Такой была наша первая встреча. Люль исчезла, не назначив мне следующего свидания. Прошло немало дней прежде, чем я ее увидел вновь. Я выходил много раз на улицу, ходил около калитки, подолгу сидел, глядя на каменный забор. Не было ни Люль, ни голубого автомобиля. В этих неопределенных и тоскливых ожиданиях начались мои знакомства. До тех пор я не знал никого, отчего Люль и назвала меня необщительным. Первым был Рип.
Я возвращался с моих безрезультатных поисков. На душе была пустота, во всем недоставало Люль. Явившись мне всего один раз, она во всем сделалась необходимой.
— Эй! Послушайте! Вы! Сосед! — крикнул кто-то мне из подворотни. — Все Люль ищете? Плюньте на это дело: Люль увезли. Да и не стоит ею заниматься, все равно она не захочет знакомиться с вами. Люль горда, едва разговаривает с нами, и вы — бросьте дурака валять.
Я не ответил, но Рип продолжал.
— Ну, что вы в самом деле? Люль да Люль! Можно ли ходить курицей из-за этого? Верьте дружескому слову — плюньте. Здесь есть лучше, чем она. Фоллет знаете? — моя прошлая слабость. Теперь у меня Мирза. Всегда с одной — тоска. Но не хочу лгать: Фоллет — то, что надо: и формы, и характер восприимчивый. А Люль?… Худа, холодна, с ней скучно: скажи, не сделай ничего лишнего. Плюньте. И потом, повторяю, Люль увезли, может быть, навсегда. Завтра, когда я не буду под замком, я вас познакомлю с нашей компанией. Будет весело, о Люль и не вспомните. Увидите сами…

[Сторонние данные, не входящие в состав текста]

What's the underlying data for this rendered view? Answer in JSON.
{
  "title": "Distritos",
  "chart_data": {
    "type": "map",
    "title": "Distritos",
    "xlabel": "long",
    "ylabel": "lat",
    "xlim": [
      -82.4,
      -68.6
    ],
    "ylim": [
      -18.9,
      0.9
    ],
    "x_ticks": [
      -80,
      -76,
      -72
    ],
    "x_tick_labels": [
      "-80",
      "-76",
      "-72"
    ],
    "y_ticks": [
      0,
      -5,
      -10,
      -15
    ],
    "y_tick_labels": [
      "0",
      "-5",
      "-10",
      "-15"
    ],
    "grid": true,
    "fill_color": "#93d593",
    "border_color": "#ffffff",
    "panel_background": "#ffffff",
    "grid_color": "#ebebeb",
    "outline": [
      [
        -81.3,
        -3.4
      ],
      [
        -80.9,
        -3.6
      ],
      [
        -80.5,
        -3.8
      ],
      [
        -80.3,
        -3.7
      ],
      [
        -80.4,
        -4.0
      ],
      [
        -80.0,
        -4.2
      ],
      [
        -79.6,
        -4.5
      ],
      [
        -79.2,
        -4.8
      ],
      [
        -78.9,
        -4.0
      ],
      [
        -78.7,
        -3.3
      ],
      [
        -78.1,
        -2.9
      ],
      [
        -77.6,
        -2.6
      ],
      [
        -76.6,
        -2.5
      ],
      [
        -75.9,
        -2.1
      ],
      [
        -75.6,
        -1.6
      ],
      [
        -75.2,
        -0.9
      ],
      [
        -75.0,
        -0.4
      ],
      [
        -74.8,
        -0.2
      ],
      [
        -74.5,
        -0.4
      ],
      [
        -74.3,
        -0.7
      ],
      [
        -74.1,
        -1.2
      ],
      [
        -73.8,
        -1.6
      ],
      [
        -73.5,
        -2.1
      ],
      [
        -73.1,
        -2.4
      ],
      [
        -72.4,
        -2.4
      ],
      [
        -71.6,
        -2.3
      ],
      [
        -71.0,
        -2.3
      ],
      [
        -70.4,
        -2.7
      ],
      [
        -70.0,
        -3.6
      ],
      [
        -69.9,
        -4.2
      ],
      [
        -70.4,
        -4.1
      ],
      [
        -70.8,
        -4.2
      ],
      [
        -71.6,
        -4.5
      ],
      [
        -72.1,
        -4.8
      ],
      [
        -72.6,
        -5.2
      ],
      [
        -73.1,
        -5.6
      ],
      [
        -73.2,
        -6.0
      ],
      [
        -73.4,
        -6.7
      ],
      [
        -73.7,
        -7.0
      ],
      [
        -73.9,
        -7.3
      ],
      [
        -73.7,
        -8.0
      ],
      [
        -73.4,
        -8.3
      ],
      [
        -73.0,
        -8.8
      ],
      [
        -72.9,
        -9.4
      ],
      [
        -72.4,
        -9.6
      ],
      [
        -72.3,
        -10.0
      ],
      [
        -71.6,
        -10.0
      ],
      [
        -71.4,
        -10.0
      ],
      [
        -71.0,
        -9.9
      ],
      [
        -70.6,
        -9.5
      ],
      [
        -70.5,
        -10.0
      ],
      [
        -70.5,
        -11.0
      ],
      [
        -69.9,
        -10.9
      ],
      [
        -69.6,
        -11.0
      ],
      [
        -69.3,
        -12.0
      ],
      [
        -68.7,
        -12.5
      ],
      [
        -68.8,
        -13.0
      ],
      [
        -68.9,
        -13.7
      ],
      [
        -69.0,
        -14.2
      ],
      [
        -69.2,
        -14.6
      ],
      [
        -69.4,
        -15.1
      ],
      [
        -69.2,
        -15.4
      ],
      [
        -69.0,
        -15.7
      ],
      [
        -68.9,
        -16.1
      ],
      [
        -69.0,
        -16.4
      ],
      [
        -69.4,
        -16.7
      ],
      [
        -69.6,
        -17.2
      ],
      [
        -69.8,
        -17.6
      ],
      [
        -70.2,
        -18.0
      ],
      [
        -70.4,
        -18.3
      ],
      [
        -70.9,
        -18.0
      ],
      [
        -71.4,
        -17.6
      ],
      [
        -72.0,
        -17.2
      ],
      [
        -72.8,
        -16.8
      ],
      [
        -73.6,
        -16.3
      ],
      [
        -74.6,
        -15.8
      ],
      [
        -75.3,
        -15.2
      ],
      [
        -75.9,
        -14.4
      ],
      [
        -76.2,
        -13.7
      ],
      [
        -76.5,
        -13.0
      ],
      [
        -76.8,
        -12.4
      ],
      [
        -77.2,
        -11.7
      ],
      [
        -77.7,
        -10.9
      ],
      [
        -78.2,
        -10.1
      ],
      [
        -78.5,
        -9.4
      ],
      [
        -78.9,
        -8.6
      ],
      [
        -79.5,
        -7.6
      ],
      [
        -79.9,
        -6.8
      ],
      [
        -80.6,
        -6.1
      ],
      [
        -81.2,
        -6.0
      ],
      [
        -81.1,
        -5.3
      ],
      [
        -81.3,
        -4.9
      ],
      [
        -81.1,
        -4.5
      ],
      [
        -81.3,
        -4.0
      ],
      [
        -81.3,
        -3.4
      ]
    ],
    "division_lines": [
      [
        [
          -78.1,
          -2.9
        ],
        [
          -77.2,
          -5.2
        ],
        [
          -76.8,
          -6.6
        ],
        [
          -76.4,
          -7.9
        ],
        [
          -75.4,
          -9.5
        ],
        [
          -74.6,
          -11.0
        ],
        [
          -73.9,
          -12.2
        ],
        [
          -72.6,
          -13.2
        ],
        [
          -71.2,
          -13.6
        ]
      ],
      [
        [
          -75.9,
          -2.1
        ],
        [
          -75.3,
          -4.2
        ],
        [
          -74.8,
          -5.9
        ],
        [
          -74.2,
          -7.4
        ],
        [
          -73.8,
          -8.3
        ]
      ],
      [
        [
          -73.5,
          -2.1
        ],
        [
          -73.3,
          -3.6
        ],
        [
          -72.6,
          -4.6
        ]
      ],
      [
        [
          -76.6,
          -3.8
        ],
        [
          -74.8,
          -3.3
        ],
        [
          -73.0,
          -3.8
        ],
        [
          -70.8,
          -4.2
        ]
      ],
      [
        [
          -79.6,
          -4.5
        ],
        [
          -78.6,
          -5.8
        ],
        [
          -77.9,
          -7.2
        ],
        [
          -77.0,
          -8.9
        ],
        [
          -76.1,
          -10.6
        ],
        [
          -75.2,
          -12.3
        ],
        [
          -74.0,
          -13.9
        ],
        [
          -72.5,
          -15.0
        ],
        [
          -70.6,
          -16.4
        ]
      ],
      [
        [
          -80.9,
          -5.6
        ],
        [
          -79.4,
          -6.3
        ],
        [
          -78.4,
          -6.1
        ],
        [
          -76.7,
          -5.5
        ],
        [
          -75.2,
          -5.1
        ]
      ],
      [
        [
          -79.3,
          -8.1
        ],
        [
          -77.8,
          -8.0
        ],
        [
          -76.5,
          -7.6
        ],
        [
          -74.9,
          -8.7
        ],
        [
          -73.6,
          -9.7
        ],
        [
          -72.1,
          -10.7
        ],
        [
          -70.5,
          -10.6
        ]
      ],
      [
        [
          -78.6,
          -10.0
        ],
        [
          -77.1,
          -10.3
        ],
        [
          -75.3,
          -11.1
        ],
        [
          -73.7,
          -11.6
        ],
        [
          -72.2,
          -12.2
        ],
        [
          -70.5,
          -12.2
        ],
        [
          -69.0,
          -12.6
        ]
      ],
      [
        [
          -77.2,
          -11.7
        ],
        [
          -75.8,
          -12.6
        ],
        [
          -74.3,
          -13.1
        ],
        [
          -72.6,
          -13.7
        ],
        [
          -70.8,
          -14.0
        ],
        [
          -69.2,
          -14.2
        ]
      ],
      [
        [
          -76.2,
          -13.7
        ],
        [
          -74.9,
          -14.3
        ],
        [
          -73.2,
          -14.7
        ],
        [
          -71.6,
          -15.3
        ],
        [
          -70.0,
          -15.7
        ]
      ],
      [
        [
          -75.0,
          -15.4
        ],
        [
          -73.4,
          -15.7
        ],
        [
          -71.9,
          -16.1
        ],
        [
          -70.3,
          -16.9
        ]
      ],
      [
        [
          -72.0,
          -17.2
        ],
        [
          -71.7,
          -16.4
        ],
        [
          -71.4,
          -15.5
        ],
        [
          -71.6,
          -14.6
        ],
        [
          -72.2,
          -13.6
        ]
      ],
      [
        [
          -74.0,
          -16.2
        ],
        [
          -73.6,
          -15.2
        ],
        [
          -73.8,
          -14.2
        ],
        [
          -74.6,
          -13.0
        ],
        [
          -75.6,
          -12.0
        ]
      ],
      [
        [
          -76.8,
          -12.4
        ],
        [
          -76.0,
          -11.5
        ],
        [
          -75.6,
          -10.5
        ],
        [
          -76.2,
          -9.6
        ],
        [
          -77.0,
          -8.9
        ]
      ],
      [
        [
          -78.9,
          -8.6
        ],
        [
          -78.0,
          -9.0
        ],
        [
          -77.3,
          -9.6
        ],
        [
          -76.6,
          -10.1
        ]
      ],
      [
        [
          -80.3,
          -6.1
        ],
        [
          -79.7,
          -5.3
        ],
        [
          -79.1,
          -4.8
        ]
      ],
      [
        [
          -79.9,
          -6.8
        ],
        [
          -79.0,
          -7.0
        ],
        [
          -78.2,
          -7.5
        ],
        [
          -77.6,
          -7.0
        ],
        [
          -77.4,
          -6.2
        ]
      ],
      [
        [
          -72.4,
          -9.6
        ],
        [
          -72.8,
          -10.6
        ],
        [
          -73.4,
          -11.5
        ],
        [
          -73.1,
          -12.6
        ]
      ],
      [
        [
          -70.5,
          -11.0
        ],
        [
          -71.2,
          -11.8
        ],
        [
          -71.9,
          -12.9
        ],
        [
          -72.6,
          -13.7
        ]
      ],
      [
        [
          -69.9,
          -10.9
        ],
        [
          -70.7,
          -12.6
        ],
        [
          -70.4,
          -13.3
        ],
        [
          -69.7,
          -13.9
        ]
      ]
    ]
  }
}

Люль не было, я не знал, вернется ли она, у меня все тоскливее становилось на душе, и было слишком мало воспоминаний, чтобы оставаться всегда одиноким, я выходил все чаще, и очень скоро у меня завязалось обширное знакомство. Много вкусов, характеров, манер думать и держаться прошло предо мною в те три месяца. Но я ни разу и ни в одной из моих знакомых не почувствовал того, что безошибочно узнал и чему без колебания поверил в мелькнувшей тогда всего один раз и навсегда оставшейся светлым видением — Люль.
8.
Все это было давно, все прошло, кончилось. Нет больше Люль, я не знаю, живы ли мои знакомые той или иной поры. Теперь тишина и одиночество. Все давно утряслось, переболело, волноваться больше не о чем и незачем. Пришло время неторопливых оценок. Я перебираю в памяти всех, кого я знал, и останавливаюсь невольно над одной Люль, но не потому, что она была моей подругой. Мне кажется теперь, что, если бы я не любил ее, я все-таки не смог бы и в то время как-то по-особенному ее не заметить и не выделить в очень немногочисленный круг. Я не хочу отмечать ее ум или красоту. Говорить о таких вещах в наших молодых подругах стоит вообще только тогда, когда они, эти подруги, не оставили нам иных воспоминаний. Люль не принадлежала к числу их и еще больше не была тем, что мы находим без радости и без сожаления теряем. С самой первой поры нашего взаимного сближения, узнавания и открывания она заставила меня прислушиваться к ней и никогда не потерять любопытства. В ней все было внешне просто и все было свое. Остальные, почти без исключения, принадлежали к большинству, которое было избито, серийно, серо. Публика бесцеремонная, с дешевыми, обленившимися душами, самодовольная, скучная и неумная, для которой все очень просто, понятно и легко. Ни от кого, кроме Люль, на меня не веяло свежестью, вспоминающейся мне теперь лучше всего в ранних летних утрах и только что сорванных цветах, ни с кем я не бывал в иные минуты в такой же тихой торжественности, какая таится в черных усыпанных звездами ночах, — которые так любила Люль, — ни в ком я не чувствовал той беспрестанной внутренней работы, которая не позволяет скучать, ощущать бедность в душевном хозяйстве и от которой даже повседневные, часто совершенно незначительные, мелочи становятся дорогими безделушками. Капризы Люль, ее насмешливость, которых не могло не быть, потому что Люль не могла не выбирать и не высмеивать смешное, меня не оттолкнули. За этими капризами и насмешками было то, к чему я часто шел под защиту.